Cette décision s’inscrit dans une stratégie de long terme du président Ghazouani, qui est lui-même un ancien général. L’objectif est de neutraliser la menace politique, sécuriser son assise institutionnelle et anticiper l’après-présidence.

Le Président Ghazouani connaît parfaitement le pouvoir de nuisance de sa propre institution. Officiellement, le régime justifie cette mesure pour moderniser le cadre juridique régissant l’armée. Le non-respect de cette interdiction d'activité politique s'expose à des sanctions, allant de la privation des nouveaux avantages au gel de la pension, renforçant ainsi la discipline après la fin de la carrière active.

Cette mesure est née d'un contexte précis. Depuis un certain temps, des officiers à la retraite font parler d'eux, par exemple en participant à des cérémonies politiques, culturelles, en se positionnant comme futur candidat présidentiable, ou en animant des podcasts médiatiques. Cela crée un contre-pouvoir potentiel que le pouvoir a souhaité encadrer.

L’histoire de la Mauritanie est en effet jalonnée de coups d’État, comme celui d’août 2005, ou de tentatives comme en juin 2003 initiées par des officiers exclus ou mécontents. Les officiers retraités sont un réservoir de compétences organisationnelles et tactiques recherché par les mouvements d'opposition. En les achetant, Ghazouani coupe l’herbe sous le pied à toute tentative de déstabilisation.

L’autorité d’un général retraité peut servir de caution et de chef de file à une contestation. La prime à vie est donc une mesure d’achat de loyauté qui dissout ces facteurs de risques en transformant des acteurs politiques potentiels en simples rentiers.

Cette mesure est populaire auprès des militaires en activité. Elle leur garantit une retraite confortable s'ils restent loyaux, ce qui contribue à maintenir le moral et l'attractivité des carrières militaires.

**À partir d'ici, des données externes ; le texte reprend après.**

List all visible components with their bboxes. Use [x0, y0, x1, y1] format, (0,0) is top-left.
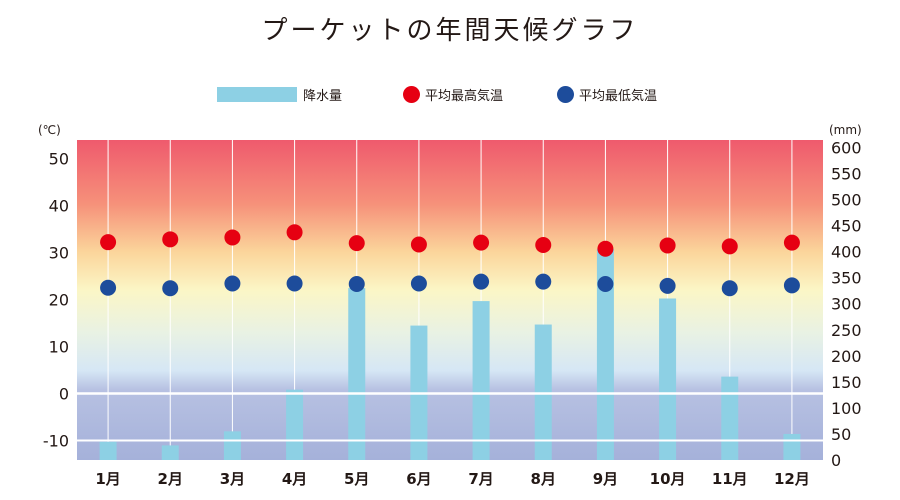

Le débat sur un troisième mandat agite la scène politique mauritanienne. Dans ce contexte, verrouiller l’armée est une nécessité absolue pour garantir la stabilité du régime, car une alternance imposée « par le bas » est un risque que le pouvoir ne veut pas prendre.

Il est aujourd’hui question que le Président songe à sa propre préservation une fois le pouvoir quitté. Son expérience de général l’a convaincu de la nécessité de pacifier un maximum d’acteurs puissants avant de leur laisser les clés du jeu.

Par ailleurs, la Mauritanie mène une politique étrangère complexe, avec des pressions régionales (notamment entre le Maroc et l'Algérie). Un remaniement militaire en décembre 2024 visait déjà à éloigner Nouakchott de l’influence algérienne. Contrôler les officiers permet d’éviter qu’ils ne deviennent des relais d’influence pour des puissances étrangères.

Cette décision de Ghazouani n’est donc pas une simple faveur, mais un acte politique visant à museler l’armée en échange d’une rente. Si cette stratégie lui garantit une stabilité à court et moyen terme, elle n’est pas sans risques, notamment celui de créer une caste privilégiée ou de braver l’opinion publique.